Whitney Young incoming senior Joseph Toye, who played for Pan Africa during the Nike Global Challenge, recognized Kapita’s determined approach to the game.
“His desire stands out,” Toye said. “He was the one leading us. He’s really strong. He has the ability to outdo defenders with his strength.”
Whitney Young basketball coach Tyrone Slaughter said Kapita’s will is evident.
“It almost appears he’s playing for something bigger than himself,” Slaughter said. “He has tremendous pride from where he came from.”
Slaughter said he respects Kapita’s unusual track of leaving his country to come to the U.S. alone at a young age and experience success. Slaughter adds it’s good for American high school basketball all around.
“So often as Americans we take a lot for granted. We believe that the opportunities we’re afforded are rights when they’re not — they’re privileges. When we see people come from other countries, especially those that are disadvantaged, and they work hard, it should inspire us,” Slaughter said.

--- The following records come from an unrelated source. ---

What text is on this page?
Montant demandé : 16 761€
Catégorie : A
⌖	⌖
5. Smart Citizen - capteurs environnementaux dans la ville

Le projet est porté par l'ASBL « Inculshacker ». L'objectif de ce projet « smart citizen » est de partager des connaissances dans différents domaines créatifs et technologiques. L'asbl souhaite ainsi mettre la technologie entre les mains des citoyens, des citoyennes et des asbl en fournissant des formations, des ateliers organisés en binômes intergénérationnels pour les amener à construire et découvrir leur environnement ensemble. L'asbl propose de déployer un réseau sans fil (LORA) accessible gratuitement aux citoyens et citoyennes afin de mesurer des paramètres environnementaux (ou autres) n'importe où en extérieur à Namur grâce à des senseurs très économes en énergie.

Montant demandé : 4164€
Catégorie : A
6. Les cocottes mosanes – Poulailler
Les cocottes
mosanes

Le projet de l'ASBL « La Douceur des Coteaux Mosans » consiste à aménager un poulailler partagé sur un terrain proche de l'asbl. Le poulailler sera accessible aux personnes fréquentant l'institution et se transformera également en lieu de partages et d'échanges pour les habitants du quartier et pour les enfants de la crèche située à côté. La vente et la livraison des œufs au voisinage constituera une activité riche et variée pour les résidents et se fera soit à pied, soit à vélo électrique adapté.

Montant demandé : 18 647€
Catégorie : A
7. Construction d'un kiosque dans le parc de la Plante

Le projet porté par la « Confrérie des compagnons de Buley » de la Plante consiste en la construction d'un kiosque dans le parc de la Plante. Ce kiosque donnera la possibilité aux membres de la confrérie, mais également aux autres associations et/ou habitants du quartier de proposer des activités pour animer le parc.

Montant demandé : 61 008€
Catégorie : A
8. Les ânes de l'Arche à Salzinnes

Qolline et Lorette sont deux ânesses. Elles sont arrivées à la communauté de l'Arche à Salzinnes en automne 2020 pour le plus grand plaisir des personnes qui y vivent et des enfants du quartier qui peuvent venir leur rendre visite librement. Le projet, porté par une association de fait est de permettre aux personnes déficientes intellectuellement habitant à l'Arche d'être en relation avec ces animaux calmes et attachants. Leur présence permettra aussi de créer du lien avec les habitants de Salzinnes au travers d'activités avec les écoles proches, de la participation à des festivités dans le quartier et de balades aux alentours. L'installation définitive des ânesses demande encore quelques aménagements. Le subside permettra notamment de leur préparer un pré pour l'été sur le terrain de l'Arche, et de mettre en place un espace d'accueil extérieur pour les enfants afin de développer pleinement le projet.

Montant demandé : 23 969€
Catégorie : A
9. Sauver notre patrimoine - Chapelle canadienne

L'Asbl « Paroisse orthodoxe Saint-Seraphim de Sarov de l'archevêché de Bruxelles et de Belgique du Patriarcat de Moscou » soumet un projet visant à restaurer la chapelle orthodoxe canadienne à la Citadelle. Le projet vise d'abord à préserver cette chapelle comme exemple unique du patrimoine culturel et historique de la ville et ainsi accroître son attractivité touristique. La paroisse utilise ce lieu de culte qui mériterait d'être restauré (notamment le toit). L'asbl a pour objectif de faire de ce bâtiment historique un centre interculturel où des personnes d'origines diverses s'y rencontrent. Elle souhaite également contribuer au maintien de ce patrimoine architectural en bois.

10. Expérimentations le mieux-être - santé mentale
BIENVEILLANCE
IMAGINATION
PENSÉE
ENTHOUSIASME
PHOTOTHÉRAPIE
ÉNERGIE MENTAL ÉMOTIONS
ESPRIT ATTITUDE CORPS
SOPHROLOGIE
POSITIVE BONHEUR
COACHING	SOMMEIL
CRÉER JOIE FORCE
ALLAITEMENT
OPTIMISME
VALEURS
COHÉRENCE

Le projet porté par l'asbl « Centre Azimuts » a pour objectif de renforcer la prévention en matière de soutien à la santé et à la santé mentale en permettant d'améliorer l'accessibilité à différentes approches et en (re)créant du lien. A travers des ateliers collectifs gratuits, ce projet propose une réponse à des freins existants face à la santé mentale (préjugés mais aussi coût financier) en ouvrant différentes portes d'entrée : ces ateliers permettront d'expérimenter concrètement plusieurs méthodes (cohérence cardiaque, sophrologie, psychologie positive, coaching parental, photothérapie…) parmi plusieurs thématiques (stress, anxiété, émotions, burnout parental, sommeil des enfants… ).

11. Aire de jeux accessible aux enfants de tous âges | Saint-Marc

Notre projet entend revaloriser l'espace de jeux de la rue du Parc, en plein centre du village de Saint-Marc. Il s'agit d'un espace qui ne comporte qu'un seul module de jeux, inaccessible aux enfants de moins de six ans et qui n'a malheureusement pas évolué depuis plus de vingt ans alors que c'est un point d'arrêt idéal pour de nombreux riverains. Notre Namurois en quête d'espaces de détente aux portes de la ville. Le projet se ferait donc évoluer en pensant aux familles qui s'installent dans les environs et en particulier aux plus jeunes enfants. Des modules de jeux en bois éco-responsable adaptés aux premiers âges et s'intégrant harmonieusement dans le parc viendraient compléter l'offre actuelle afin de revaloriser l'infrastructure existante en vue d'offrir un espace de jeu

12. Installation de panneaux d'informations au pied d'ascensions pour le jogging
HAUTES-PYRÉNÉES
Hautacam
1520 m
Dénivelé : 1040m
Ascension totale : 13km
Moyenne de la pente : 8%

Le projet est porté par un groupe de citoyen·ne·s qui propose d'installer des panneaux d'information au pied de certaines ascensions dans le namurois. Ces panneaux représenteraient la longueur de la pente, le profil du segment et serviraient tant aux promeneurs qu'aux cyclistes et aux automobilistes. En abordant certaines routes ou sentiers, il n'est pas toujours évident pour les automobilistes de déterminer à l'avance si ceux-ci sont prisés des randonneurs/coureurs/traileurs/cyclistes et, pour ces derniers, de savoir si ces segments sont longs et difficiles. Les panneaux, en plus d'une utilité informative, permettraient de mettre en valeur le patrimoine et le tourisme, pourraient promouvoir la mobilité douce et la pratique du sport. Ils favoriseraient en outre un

While Kapita said he’s not driven by money, if he makes any, he wants to help develop a basketball program and build schools back home in the future. He views taking advantage of his athletic talents in the U.S. as a way to pave the opportunity for other young players to improve in his country. Kapita said he wants to show the world that international players can measure up with the best.
“Here [in the U.S.] you have everything provided to help you be the best player you want to be,” Kapita said. “We do not have that in my country. It’s not just in one country. It’s the situation in Africa. That’s the reason why I’m here.
“That’s why basketball is so important to me.”